I am HERE for these Easy Lemon Coconut Macaroons! For this you’ll need just 7 ingredients, ~25 minutes, a food processor, and your oven.
Coconut Macaroons vs. French Macarons
This is a recipe for coconut macaROONs, not to be confused with the french pastry, macaRONs. Both equally delicious in their own right, but I will say these are a heck of a lot easier to make!
How to Make Coconut Macaroons
For this recipe, you start by blending together your finely shredded unsweetened coconut flakes and your almond flour in a food processor. Once those are combined you add your remaining ingredients (coconut cream, honey, lemon juice, lemon zest, and vanilla extract) and blitz again.

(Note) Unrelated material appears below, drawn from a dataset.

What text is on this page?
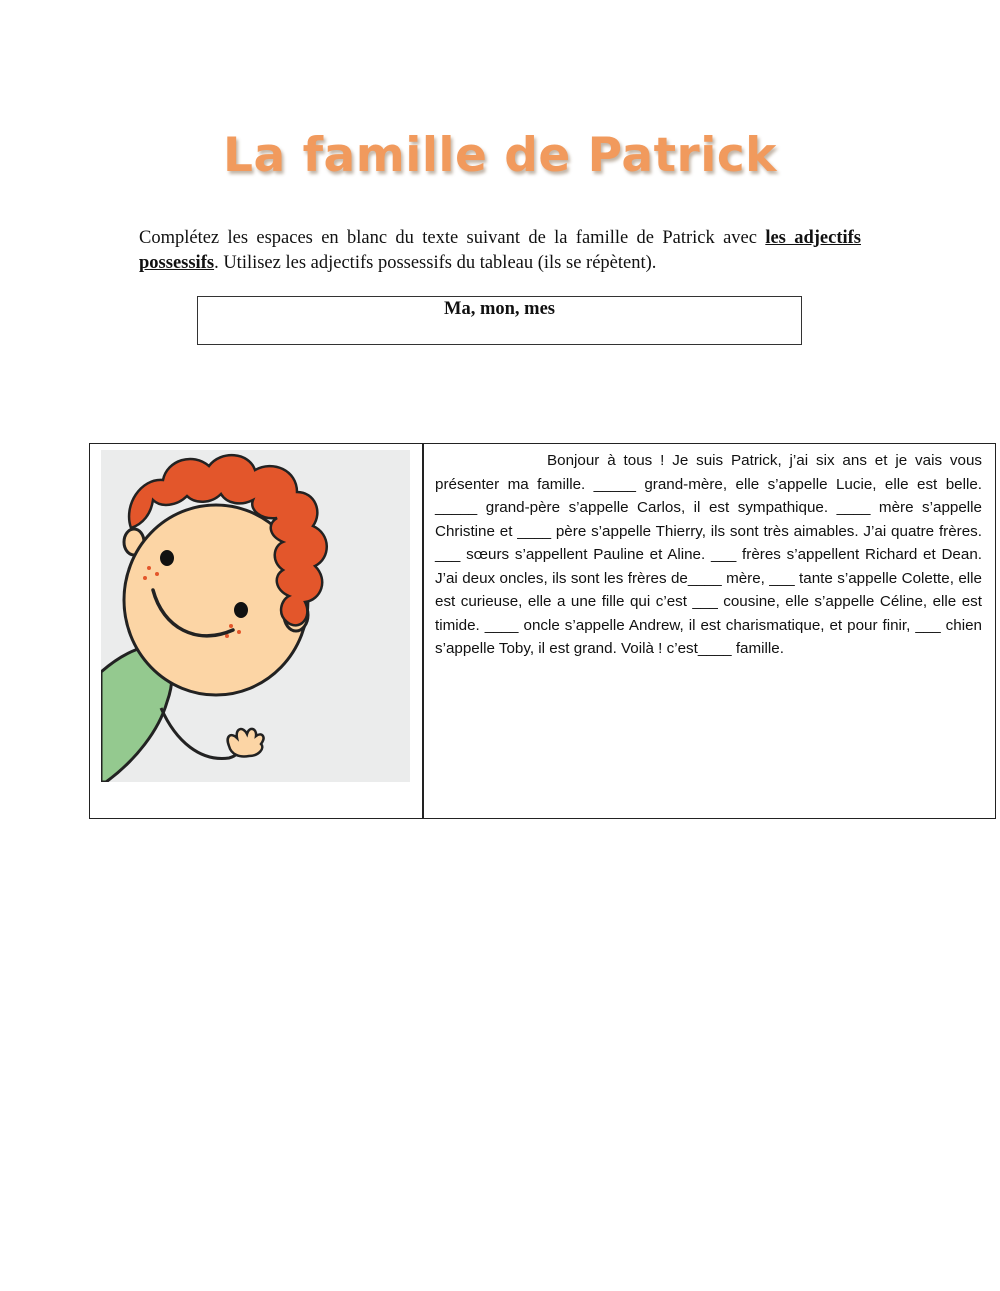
La famille de Patrick
Complétez les espaces en blanc du texte suivant de la famille de Patrick avec les adjectifs possessifs. Utilisez les adjectifs possessifs du tableau (ils se répètent).
Ma, mon, mes
Bonjour à tous ! Je suis Patrick, j’ai six ans et je vais vous présenter ma famille. _____ grand-mère, elle s’appelle Lucie, elle est belle. _____ grand-père s’appelle Carlos, il est sympathique. ____ mère s’appelle Christine et ____ père s’appelle Thierry, ils sont très aimables. J’ai quatre frères. ___ sœurs s’appellent Pauline et Aline. ___ frères s’appellent Richard et Dean. J’ai deux oncles, ils sont les frères de____ mère, ___ tante s’appelle Colette, elle est curieuse, elle a une fille qui c’est ___ cousine, elle s’appelle Céline, elle est timide. ____ oncle s’appelle Andrew, il est charismatique, et pour finir, ___ chien s’appelle Toby, il est grand. Voilà ! c’est____ famille.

From there, I find it easiest to use a cookie scoop because the batter is pretty sticky. Alternatively you could use spoons or your hands to form balls. You then line the coconut macaroons on a parchment-lined baking tray and bake at 350F for ~13 – 16 minutes or until the tops and bottoms are nicely browned. If you take them out too soon they will fall apart easily so make sure they have turned a nice golden color. Once cooked, these bites stay perfectly moist and chewy on the inside.

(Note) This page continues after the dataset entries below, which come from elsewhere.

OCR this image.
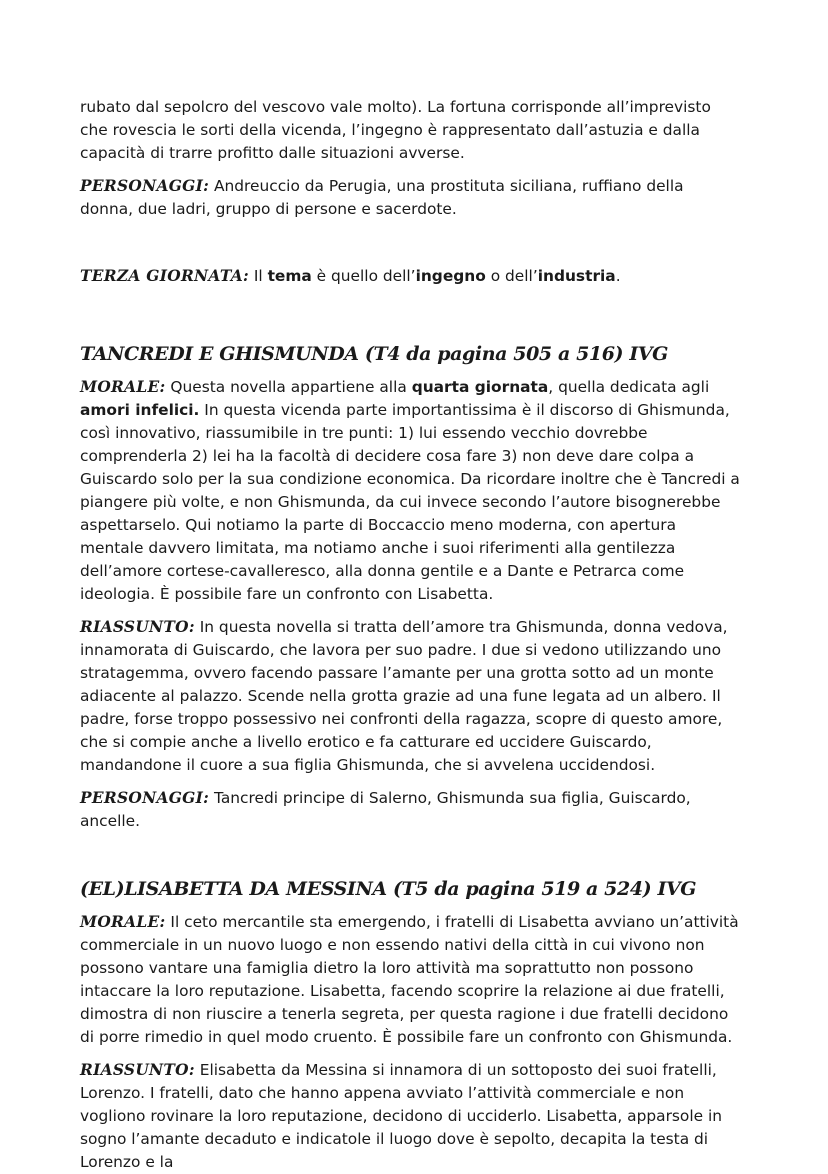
rubato dal sepolcro del vescovo vale molto). La fortuna corrisponde all’imprevisto che rovescia le sorti della vicenda, l’ingegno è rappresentato dall’astuzia e dalla capacità di trarre profitto dalle situazioni avverse.

PERSONAGGI: Andreuccio da Perugia, una prostituta siciliana, ruffiano della donna, due ladri, gruppo di persone e sacerdote.

TERZA GIORNATA: Il tema è quello dell’ingegno o dell’industria.

TANCREDI E GHISMUNDA (T4 da pagina 505 a 516) IVG

MORALE: Questa novella appartiene alla quarta giornata, quella dedicata agli amori infelici. In questa vicenda parte importantissima è il discorso di Ghismunda, così innovativo, riassumibile in tre punti: 1) lui essendo vecchio dovrebbe comprenderla 2) lei ha la facoltà di decidere cosa fare 3) non deve dare colpa a Guiscardo solo per la sua condizione economica. Da ricordare inoltre che è Tancredi a piangere più volte, e non Ghismunda, da cui invece secondo l’autore bisognerebbe aspettarselo. Qui notiamo la parte di Boccaccio meno moderna, con apertura mentale davvero limitata, ma notiamo anche i suoi riferimenti alla gentilezza dell’amore cortese-cavalleresco, alla donna gentile e a Dante e Petrarca come ideologia. È possibile fare un confronto con Lisabetta.

RIASSUNTO: In questa novella si tratta dell’amore tra Ghismunda, donna vedova, innamorata di Guiscardo, che lavora per suo padre. I due si vedono utilizzando uno stratagemma, ovvero facendo passare l’amante per una grotta sotto ad un monte adiacente al palazzo. Scende nella grotta grazie ad una fune legata ad un albero. Il padre, forse troppo possessivo nei confronti della ragazza, scopre di questo amore, che si compie anche a livello erotico e fa catturare ed uccidere Guiscardo, mandandone il cuore a sua figlia Ghismunda, che si avvelena uccidendosi.

PERSONAGGI: Tancredi principe di Salerno, Ghismunda sua figlia, Guiscardo, ancelle.

(EL)LISABETTA DA MESSINA (T5 da pagina 519 a 524) IVG

MORALE: Il ceto mercantile sta emergendo, i fratelli di Lisabetta avviano un’attività commerciale in un nuovo luogo e non essendo nativi della città in cui vivono non possono vantare una famiglia dietro la loro attività ma soprattutto non possono intaccare la loro reputazione. Lisabetta, facendo scoprire la relazione ai due fratelli, dimostra di non riuscire a tenerla segreta, per questa ragione i due fratelli decidono di porre rimedio in quel modo cruento. È possibile fare un confronto con Ghismunda.

RIASSUNTO: Elisabetta da Messina si innamora di un sottoposto dei suoi fratelli, Lorenzo. I fratelli, dato che hanno appena avviato l’attività commerciale e non vogliono rovinare la loro reputazione, decidono di ucciderlo. Lisabetta, apparsole in sogno l’amante decaduto e indicatole il luogo dove è sepolto, decapita la testa di Lorenzo e la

Can you Freeze Coconut Macaroons?
Yes! These bites will stay good in the freezer for a few months. You just want to make sure they are fully cooled and either individually wrapped or stored in an airtight container in the freezer. Simply thaw at room temperature before you’re ready to consume!
If you like this recipe, make sure to check out some of my other easy desserts here. My favorites include these Raw Snickers Bars or these Chocolate Caramel Coconut Cookies. As always, would LOVE to hear if you try this and what you think in the comments below. Ya know it makes my day!! 🙂
Ingredients
- 2.5 cups finely shredded unsweetened coconut flakes (not the long pieces but short ones, also called desiccated coconut)
- 1 cup almond flour
- 1/4 cup coconut cream*
- 1/2 cup honey
- 3 tbsp lemon juice
- 1.5 tbsp lemon zest
- 1 tsp vanilla extract
Instructions
- In a food processor, blend together finely shredded unsweetened coconut flakes and almond flour.

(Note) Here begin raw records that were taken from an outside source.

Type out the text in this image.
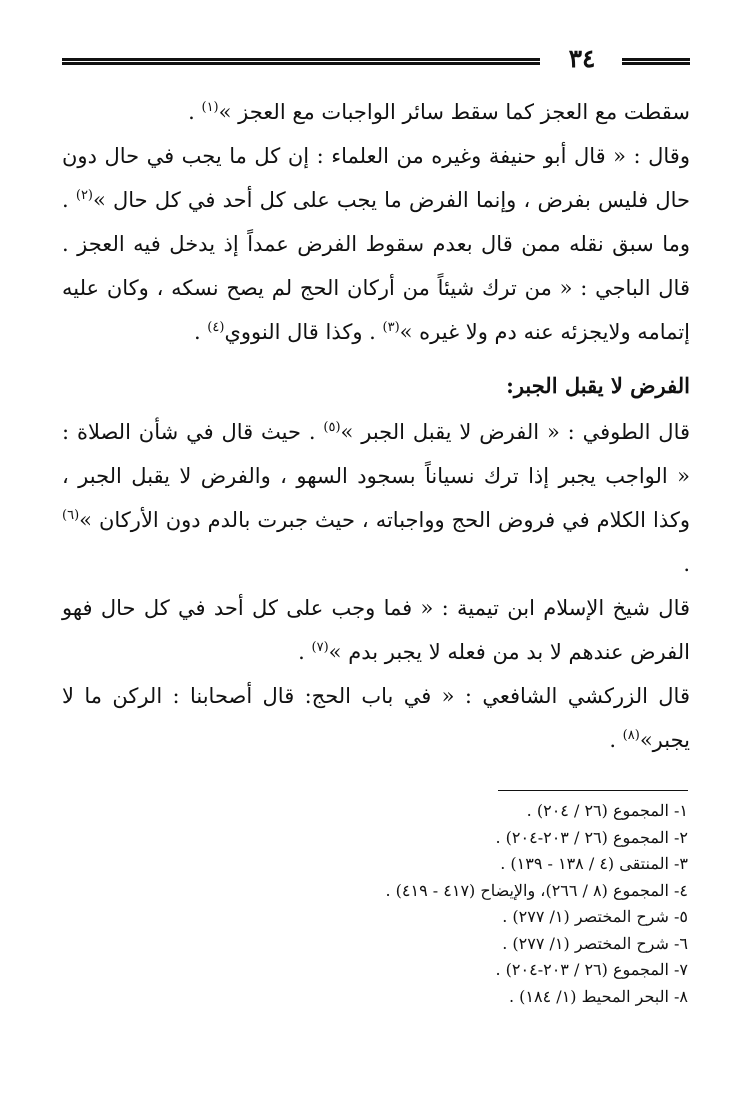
٣٤

سقطت مع العجز كما سقط سائر الواجبات مع العجز »$^{(١)}$ .

وقال : « قال أبو حنيفة وغيره من العلماء : إن كل ما يجب في حال دون حال فليس بفرض ، وإنما الفرض ما يجب على كل أحد في كل حال »$^{(٢)}$ . وما سبق نقله ممن قال بعدم سقوط الفرض عمداً إذ يدخل فيه العجز . قال الباجي : « من ترك شيئاً من أركان الحج لم يصح نسكه ، وكان عليه إتمامه ولايجزئه عنه دم ولا غيره »$^{(٣)}$ . وكذا قال النووي$^{(٤)}$ .

الفرض لا يقبل الجبر:

قال الطوفي : « الفرض لا يقبل الجبر »$^{(٥)}$ . حيث قال في شأن الصلاة : « الواجب يجبر إذا ترك نسياناً بسجود السهو ، والفرض لا يقبل الجبر ، وكذا الكلام في فروض الحج وواجباته ، حيث جبرت بالدم دون الأركان »$^{(٦)}$ .

قال شيخ الإسلام ابن تيمية : « فما وجب على كل أحد في كل حال فهو الفرض عندهم لا بد من فعله لا يجبر بدم »$^{(٧)}$ .

قال الزركشي الشافعي : « في باب الحج: قال أصحابنا : الركن ما لا يجبر»$^{(٨)}$ .

١- المجموع (٢٦ / ٢٠٤) .
٢- المجموع (٢٦ / ٢٠٣-٢٠٤) .
٣- المنتقى (٤ / ١٣٨ - ١٣٩) .
٤- المجموع (٨ / ٢٦٦)، والإيضاح (٤١٧ - ٤١٩) .
٥- شرح المختصر (١/ ٢٧٧) .
٦- شرح المختصر (١/ ٢٧٧) .
٧- المجموع (٢٦ / ٢٠٣-٢٠٤) .
٨- البحر المحيط (١/ ١٨٤) .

- Add in remaining ingredients until well combined.
- Use a cookie scoop and place on a parchment lined baked tray. Recipe should yield about 20 - 24 bites.
- Bake at 350F for 13-16 minutes or until tops and bottom have started to brown (going to depend on your oven). Let cool on tray before handling.
- Optional: once cooled, top with coconut butter, chia seeds, and additional fresh lemon zest.
Bri says
Can you use canned coconut milk in place of the cream for this recipe?
Casey Colodny says
Hey Bri! Yes! You can use canned full fat coconut milk, just make sure you use the thick white part from the top vs the liquid from the bottom.
– Casey
Vegan says
THIS IS NOT VEGAN. THIS RECIPE CALLS FOR HONEY WHICH IS NOT VEGAN-FRIENDLY.
Casey Colodny says
Sorry, human mistake, added the wrong tags by accident. Thank you for bringing to my attention – I have updated it to be df/gf as stated throughout the rest of the recipe. If you’re looking for something vegan, my no-bake fudgy turtle brownies are one of my favorites!